One of the factors in my decision making has been the training provided by my caregivers throughout these adventures, which has been to advise them if I've felt unwell for two weeks. Despite 'slight progression, well maybe progression' and feeling more lumps and bumps in my abdomen, I feel well after the transfusion. Why then, would I trade feeling well for not feeling well (a given with the fatigue and side effects of chemo) a mere four weeks prior to a major trip which is only ten days long?
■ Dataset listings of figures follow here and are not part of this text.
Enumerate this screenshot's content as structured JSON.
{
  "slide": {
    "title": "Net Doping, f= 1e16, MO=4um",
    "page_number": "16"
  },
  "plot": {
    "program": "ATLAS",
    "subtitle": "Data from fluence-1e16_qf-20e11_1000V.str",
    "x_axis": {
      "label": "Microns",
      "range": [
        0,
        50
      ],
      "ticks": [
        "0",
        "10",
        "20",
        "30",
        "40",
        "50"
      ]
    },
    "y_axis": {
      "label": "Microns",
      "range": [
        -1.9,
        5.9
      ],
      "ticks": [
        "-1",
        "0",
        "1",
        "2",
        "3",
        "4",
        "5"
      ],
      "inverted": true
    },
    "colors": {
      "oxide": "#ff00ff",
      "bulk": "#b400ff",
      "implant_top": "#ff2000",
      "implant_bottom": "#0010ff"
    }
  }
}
And so I plan to bravely walk forward, living every day well, listening closely to the messages coming my way like those giant lit up billboards on the 401:
Those of late have been centred very much on quiet stillness and trust which is a forever issue for me. ‘In quietness and trusting confidence I find strength in you Lord.’ (Isaiah 30:15)
I believe when it’s our day, it’s our day, not one minute sooner or later than planned by God.
Decisions only affect the quality of the journey, not the end date.
Trust and waiting are inextricably linked.
When we listen to Holy Spirit, we can understand how God is present in our lives and make good decisions.
“You have to go through this, even now, but you’re going to be ok. You have lots more work to do.” (a drop by visit from someone I’ve known for years who stayed only long enough to deliver that message)
In closing, I share a couple of examples of how I am learning to listen to the 'whispers'.
On September 5th, while going through emails and sorting through details that lead me down paths I never knew existed, I came across a message from someone who has frequently shared feedback on my blog posts. Not having heard from them lately, I dashed off a quick email to ask if all was ok, asking to simply let me know. Within a few hours I received an outpouring of reflections as it was the fifth anniversary of the loss of their spouse! I treasure such messages having been able to positively affect someone's day by listening to the whisper and simply touching base.
On the 9th of September, again on a winding path of email and internet searching I came across a Go Fund Me page for someone who had shared the background story of the individual in need of help. Since their attempt to be in contact, the person felt no updates were being posted due to conflicting family issues. When I finally found the site I saw there had been no update for at least two months, I simply sent a message asking for more recent information as I was considering a donation. (it's only through this page someone can know what's going on. Within an hour or more, an update had been posted! On making my donation I made it clear the only way I even learned of their need was through someone. Whether it helps mend a wounded relationship is not for me to know or to think it could be that easy. Even still, wow, Holy Spirit certainly heeds the call to action when we need His intervention.
In order to live a more peace filled, contented life I will continue to spend time in quietness and trusting confidence, knowing our Lord is giving me strength.
Enjoy these gorgeous days and remain open for your own whispers.......
Take care, God Bless,
Hugs
Liz
dobbsjones@gmail.com
"Prayers wrapped in faith and sent with love are the greatest gifts we can receive."